Qian Y Q, Otting G, Furukubo-Tokunaga K, Affolter M, Gehring W J, Wüthrich K
Institut für Molekularbiologie und Biophysik, Eidgenössiche Technische Hochschule-Hönggerberg, Zürich, Switzerland.
Proc Natl Acad Sci U S A. 1992 Nov 15;89(22):10738-42. doi: 10.1073/pnas.89.22.10738.
The secondary structure of an N-terminally elongated Antennapedia (Antp) homeodomain (HD) polypeptide containing residues -14 to 67, where residues 1-60 constitute the HD, has been determined by NMR in solution. This polypeptide contains the conserved motif -Tyr-Pro-Trp-Met- (YPWM) at positions -9 to -6. Despite the hydrophobic nature of this tetrapeptide motif, the N-terminal arm consisting of residues -14 to 6 is flexibly disordered, and the well-defined part of the HD structure with residues 7-59 is indistinguishable from that of the shorter Antp HD polypeptide (where positions 0, 1, and 67 are methionine, arginine, and glycine, respectively). In vitro biochemical studies showed that the stability and specificity of the DNA binding previously observed for the shorter Antp HD polypeptide is preserved in the elongated polypeptide. These results strongly support the view that the HD is connected through a flexible linker to the main body in the Antp protein and that the minor groove contacts by the N-terminal arm (residues 1-6) in the Antp HD-DNA complex are an intrinsic feature of the DNA-binding interactions of the intact Antp protein.
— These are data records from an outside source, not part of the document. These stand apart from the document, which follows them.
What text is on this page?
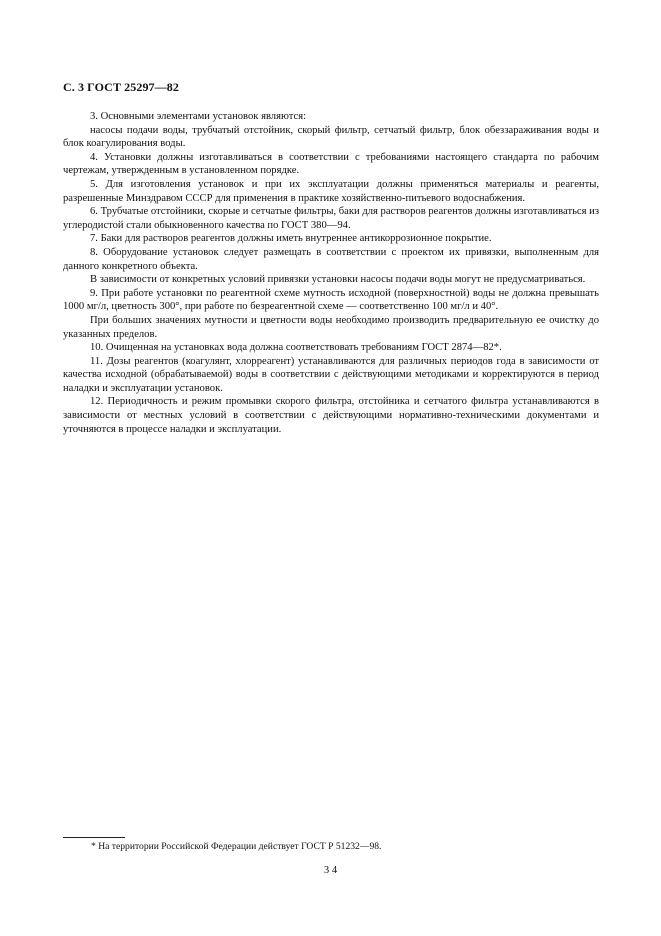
С. 3 ГОСТ 25297—82

3. Основными элементами установок являются:

насосы подачи воды, трубчатый отстойник, скорый фильтр, сетчатый фильтр, блок обеззараживания воды и блок коагулирования воды.

4. Установки должны изготавливаться в соответствии с требованиями настоящего стандарта по рабочим чертежам, утвержденным в установленном порядке.

5. Для изготовления установок и при их эксплуатации должны применяться материалы и реагенты, разрешенные Минздравом СССР для применения в практике хозяйственно-питьевого водоснабжения.

6. Трубчатые отстойники, скорые и сетчатые фильтры, баки для растворов реагентов должны изготавливаться из углеродистой стали обыкновенного качества по ГОСТ 380—94.

7. Баки для растворов реагентов должны иметь внутреннее антикоррозионное покрытие.

8. Оборудование установок следует размещать в соответствии с проектом их привязки, выполненным для данного конкретного объекта.

В зависимости от конкретных условий привязки установки насосы подачи воды могут не предусматриваться.

9. При работе установки по реагентной схеме мутность исходной (поверхностной) воды не должна превышать 1000 мг/л, цветность 300°, при работе по безреагентной схеме — соответственно 100 мг/л и 40°.

При больших значениях мутности и цветности воды необходимо производить предварительную ее очистку до указанных пределов.

10. Очищенная на установках вода должна соответствовать требованиям ГОСТ 2874—82*.

11. Дозы реагентов (коагулянт, хлорреагент) устанавливаются для различных периодов года в зависимости от качества исходной (обрабатываемой) воды в соответствии с действующими методиками и корректируются в период наладки и эксплуатации установок.

12. Периодичность и режим промывки скорого фильтра, отстойника и сетчатого фильтра устанавливаются в зависимости от местных условий в соответствии с действующими нормативно-техническими документами и уточняются в процессе наладки и эксплуатации.

* На территории Российской Федерации действует ГОСТ Р 51232—98.
3 4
已通过溶液核磁共振确定了一种N端延长的触角足蛋白(Antp)同源结构域(HD)多肽的二级结构,该多肽包含-14至67位的残基,其中1至60位残基构成HD。该多肽在-9至-6位含有保守基序-Tyr-Pro-Trp-Met-(YPWM)。尽管该四肽基序具有疏水性,但由-14至6位残基组成的N端臂呈灵活无序状态,且7至59位残基构成的HD结构的明确部分与较短的Antp HD多肽(其中0、1和67位分别为甲硫氨酸、精氨酸和甘氨酸)的HD结构无法区分。体外生化研究表明,先前在较短的Antp HD多肽中观察到的DNA结合稳定性和特异性在延长的多肽中得以保留。这些结果有力地支持了以下观点:在Antp蛋白中,HD通过柔性连接子与主体相连,且Antp HD-DNA复合物中N端臂(1至6位残基)与小沟的接触是完整Antp蛋白DNA结合相互作用的固有特征。